Le leader parlementaire bloquiste Alain Therrien aurait eu un contact visuel avec M. Singh, aux dires de celui-ci.

«Avec ses mains, il a fait un geste qu’on fait comme pour [rejeter] quelque chose, en voulant dire que ce n’est pas important. Ce geste est exactement le geste du racisme», a martelé le leader du NPD.

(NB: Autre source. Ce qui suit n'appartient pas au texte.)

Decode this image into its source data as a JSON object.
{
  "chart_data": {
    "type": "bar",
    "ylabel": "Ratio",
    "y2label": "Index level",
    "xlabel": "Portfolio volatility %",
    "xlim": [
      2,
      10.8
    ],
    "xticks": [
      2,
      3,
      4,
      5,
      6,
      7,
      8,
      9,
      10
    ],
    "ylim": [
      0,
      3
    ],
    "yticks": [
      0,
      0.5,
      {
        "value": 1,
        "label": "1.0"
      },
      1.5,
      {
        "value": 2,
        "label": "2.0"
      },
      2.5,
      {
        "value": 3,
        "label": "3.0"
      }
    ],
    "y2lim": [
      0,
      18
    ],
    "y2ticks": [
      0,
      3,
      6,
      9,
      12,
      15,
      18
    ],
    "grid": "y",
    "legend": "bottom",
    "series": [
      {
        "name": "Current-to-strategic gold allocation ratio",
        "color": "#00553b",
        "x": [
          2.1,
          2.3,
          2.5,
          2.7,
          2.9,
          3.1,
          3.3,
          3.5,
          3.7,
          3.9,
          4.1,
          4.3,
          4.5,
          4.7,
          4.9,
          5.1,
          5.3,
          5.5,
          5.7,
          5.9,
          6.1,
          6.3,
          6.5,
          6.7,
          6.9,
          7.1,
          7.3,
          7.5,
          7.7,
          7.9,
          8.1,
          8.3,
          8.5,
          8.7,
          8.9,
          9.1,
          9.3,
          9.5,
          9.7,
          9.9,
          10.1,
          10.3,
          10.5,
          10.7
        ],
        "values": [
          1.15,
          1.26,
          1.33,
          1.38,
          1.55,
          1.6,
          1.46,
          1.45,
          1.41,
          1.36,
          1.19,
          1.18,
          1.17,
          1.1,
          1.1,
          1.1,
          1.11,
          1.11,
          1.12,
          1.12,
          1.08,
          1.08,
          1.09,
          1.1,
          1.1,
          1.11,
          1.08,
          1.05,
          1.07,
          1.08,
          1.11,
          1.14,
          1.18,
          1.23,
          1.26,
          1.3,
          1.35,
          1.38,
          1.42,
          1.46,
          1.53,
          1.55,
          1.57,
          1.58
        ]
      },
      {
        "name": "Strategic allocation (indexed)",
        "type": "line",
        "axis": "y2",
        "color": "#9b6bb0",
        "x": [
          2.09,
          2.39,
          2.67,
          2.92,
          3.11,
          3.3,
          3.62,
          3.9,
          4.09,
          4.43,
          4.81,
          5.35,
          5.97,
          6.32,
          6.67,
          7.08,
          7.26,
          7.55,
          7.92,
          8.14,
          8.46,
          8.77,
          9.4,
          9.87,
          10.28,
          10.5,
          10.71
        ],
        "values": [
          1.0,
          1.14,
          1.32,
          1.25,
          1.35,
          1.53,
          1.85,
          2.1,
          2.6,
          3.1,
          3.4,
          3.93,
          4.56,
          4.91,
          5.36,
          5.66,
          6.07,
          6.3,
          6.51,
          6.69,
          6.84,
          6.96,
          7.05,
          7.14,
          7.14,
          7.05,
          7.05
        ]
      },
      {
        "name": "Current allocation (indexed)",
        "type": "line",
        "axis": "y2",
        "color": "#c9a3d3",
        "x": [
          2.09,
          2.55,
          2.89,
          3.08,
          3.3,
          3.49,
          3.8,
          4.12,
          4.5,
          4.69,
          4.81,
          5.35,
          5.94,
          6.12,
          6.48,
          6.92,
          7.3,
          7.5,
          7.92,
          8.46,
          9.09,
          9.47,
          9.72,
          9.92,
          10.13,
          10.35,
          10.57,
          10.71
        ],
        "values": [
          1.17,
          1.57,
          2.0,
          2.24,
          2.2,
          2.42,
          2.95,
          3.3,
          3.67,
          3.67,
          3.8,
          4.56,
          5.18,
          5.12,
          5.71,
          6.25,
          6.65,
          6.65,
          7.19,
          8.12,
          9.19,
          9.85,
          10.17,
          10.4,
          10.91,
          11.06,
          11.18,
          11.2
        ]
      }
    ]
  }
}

Aussitôt lancé, le qualificatif «raciste» a promptement motivé la whip bloquiste Claude DeBellefeuille à exiger des excuses de M. Singh.

«On est ici [...] entre parlementaires. Chacun a droit à son opinion et je ne crois pas qu’un chef de parti puisse traiter, ici, en cette Chambre, un autre [élu] de raciste parce qu’on ne partage pas la motion qui vient d’être discutée», a-t-elle fait valoir.

M. Singh a ensuite refusé de faire acte de contrition à la demande d’une suppléante du président de la Chambre. La présidence a ensuite tranché pour son expulsion jusqu'à la fin de la journée de mercredi, soutenant que son autorité n’avait pas été respectée.

«Quelqu’un peut agir de façon raciste dans la Chambre des communes et quelqu’un peut pointer du doigt un acte raciste et être expulsé», a plus tard lâché le chef néo-démocrate en disant reprendre des propos de son collègue Charlie Angus.

La motion néo-démocrate visait à reconnaître l’existence du racisme systémique dans la GRC, à demander au fédéral de revoir le budget du corps policier ainsi qu'à l’obliger à rendre public tout rapport sur les incidents de recours à la force, entre autres.

Rappelons que, dans les dernières semaines, plusieurs cas de brutalité policière contre des membres de communautés autochtones ont fait surface, dont la mort de Chantel Moore, 26 ans, tuée par balle par un agent de la GRC au Nouveau-Brunswick.

Dans une déclaration écrite transmise par courriel, la bloquiste DeBellefeuille a expliqué que son parti a appuyé une autre motion sur la même question. Celle-ci, plutôt que de «reconnaître» le racisme systémique dans la GRC, commande au comité de la Sécurité publique d’étudier son «existence».

«Nous sommes convaincus que la discrimination à l’égard des communautés autochtones et des minorités culturelles est un enjeu majeur, a-t-elle dit. Cependant, il nous apparaît inapproprié d’imposer des conclusions à un comité avant que celui-ci n’ait procédé à son étude. Nous respectons le processus parlementaire.»